I’ve blogged in the past about differentiation and personalisation, but they still remain the biggest things in teaching now. When we first heard about ‘personalised learning’ we all threw our hands up in the air in despair saying, ‘how in the world…?’ But a lot of people looked at personalised learning from the teachers’ point of view (we tend to do that don’t we) but to personalise something is to make it your own and what this really means is getting children to make the learning their own, to take charge and responsibility. Learning becomes personalised when children can get their hands on it, pull it to their chest and think ‘mine.’ It has never meant thirty different lessons, but it does mean thirty minds being hooked in.
Learning stops being personalised when any of this happens:
• pupils are confused about what they’re learning
• pupils know it already (it’s not learning then, just recalling)
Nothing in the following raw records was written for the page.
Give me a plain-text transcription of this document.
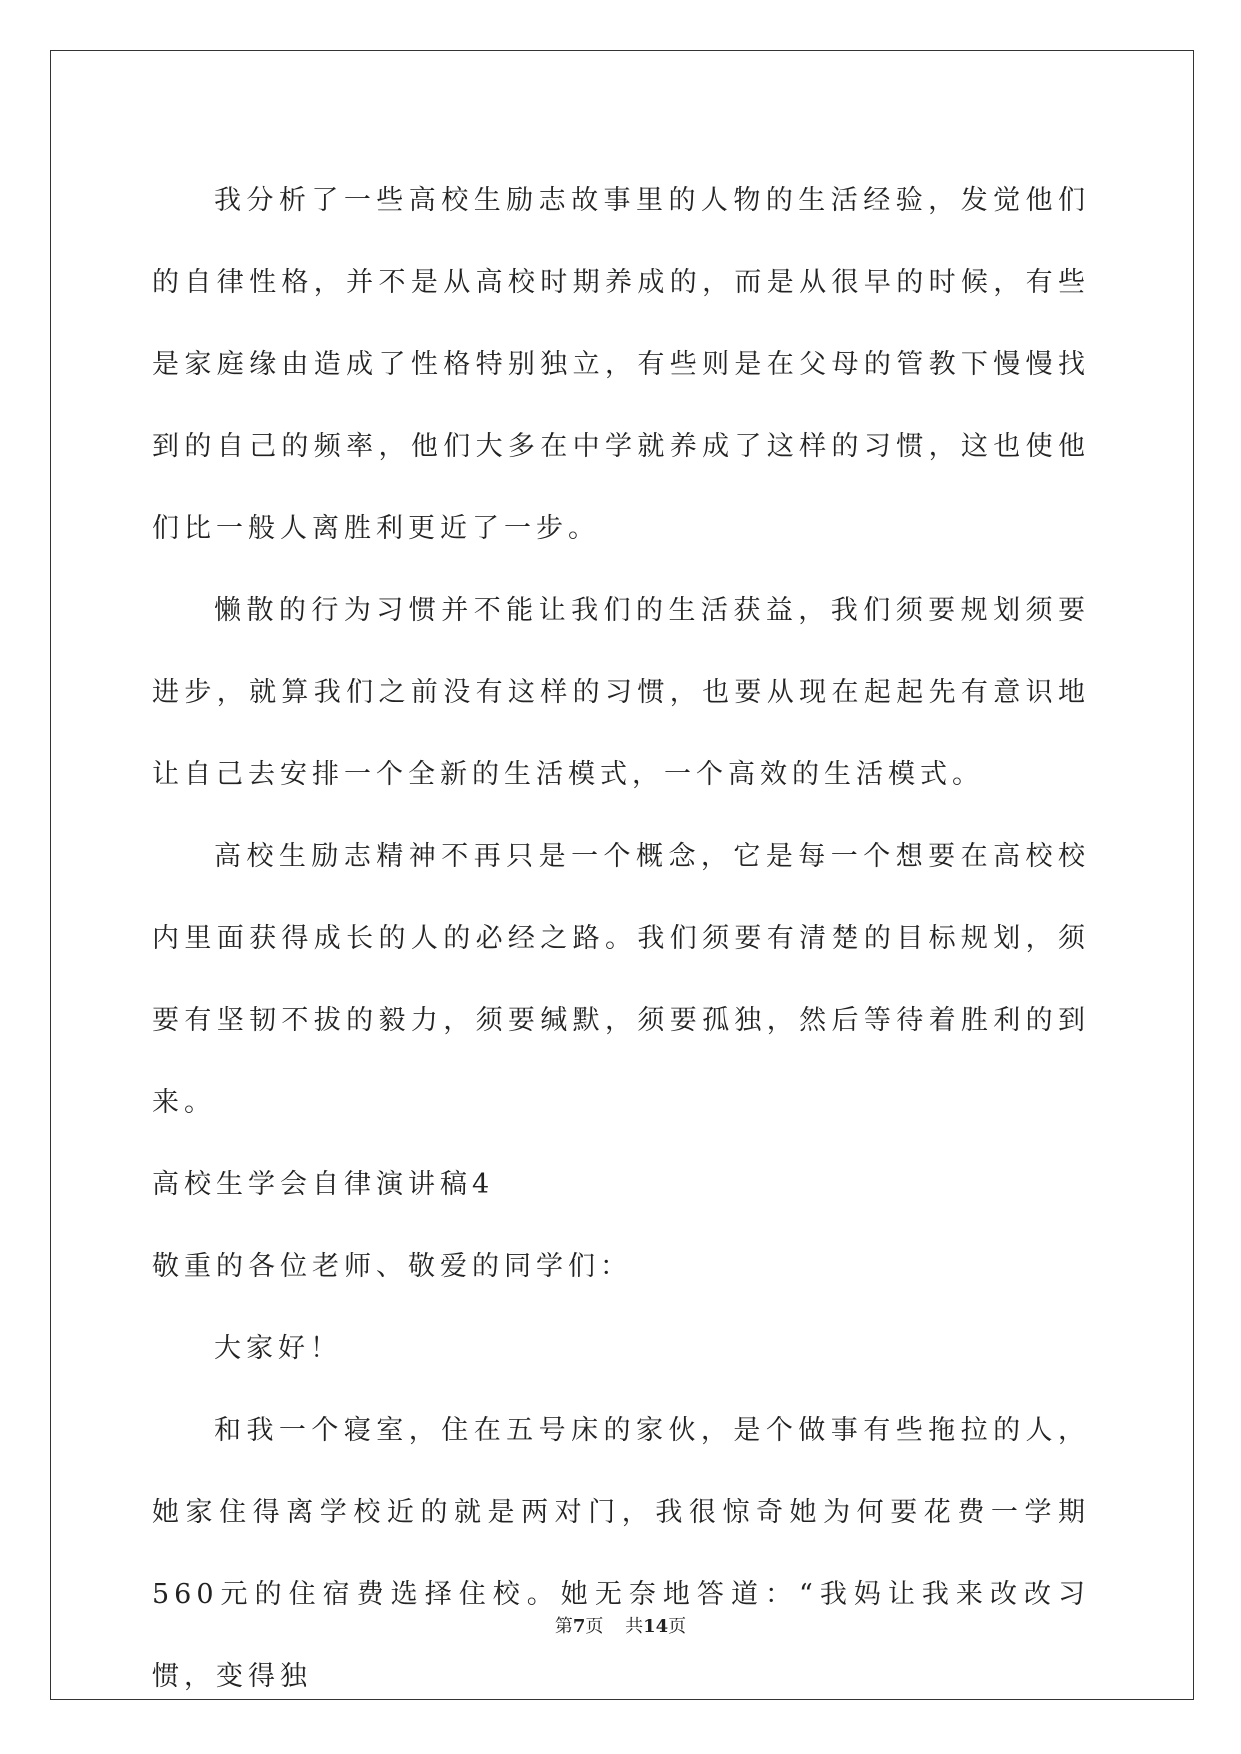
我分析了一些高校生励志故事里的人物的生活经验，发觉他们的自律性格，并不是从高校时期养成的，而是从很早的时候，有些是家庭缘由造成了性格特别独立，有些则是在父母的管教下慢慢找到的自己的频率，他们大多在中学就养成了这样的习惯，这也使他们比一般人离胜利更近了一步。

懒散的行为习惯并不能让我们的生活获益，我们须要规划须要进步，就算我们之前没有这样的习惯，也要从现在起起先有意识地让自己去安排一个全新的生活模式，一个高效的生活模式。

高校生励志精神不再只是一个概念，它是每一个想要在高校校内里面获得成长的人的必经之路。我们须要有清楚的目标规划，须要有坚韧不拔的毅力，须要缄默，须要孤独，然后等待着胜利的到来。

高校生学会自律演讲稿4

敬重的各位老师、敬爱的同学们：

大家好！

和我一个寝室，住在五号床的家伙，是个做事有些拖拉的人，她家住得离学校近的就是两对门，我很惊奇她为何要花费一学期560元的住宿费选择住校。她无奈地答道：“我妈让我来改改习惯，变得独

第7页 共14页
• pupils don’t know how to check if they’ve made a success of learning something
• pupils don’t know how to learn, they have no road map, no steps to follow
• pupils don’t know what comes next or where the learning should lead
In essence, if pupils can’t make the learning their own, take charge of it, own it and manage it, it will remain somebody else’s learning, something that is done to them, imposed on them and detached from them. Pupils who are detached from their learning haven’t been given the means to make learning personal. Learning remains just about getting it right for someone else, for teacher or for test paper. Robust systems which enable and enhance self-assessment, self efficacy and ownership of learning make learning personal. Alongside this, differentiation gives this approach its wings, but it has to be ‘smart differentiation’ and not ‘pigeon hole’ differentiation. Learning can’t be personal if it’s too hard or too easy…then it’s not learning is it? It’s just having something to do that doesn’t mean anything, it soon becomes boring too. But if learning tasks are not too hard or too easy, and you’re able to take charge of these tasks too, then great things start to happen. Not only do you feel in control of your learning, but you’re taken somewhere with it.
So, there you go: self-assessment and clever differentiation that doesn’t limit anyone but gets everyone doing something worthwhile. If we teachers sort these areas out, if we’re given the time and space to try things, maybe muck up a little on the way (yes, without someone ticking a clipboard and tutting at us please) but really try these things, and make them our own, we might just get somewhere. We might just make it personal.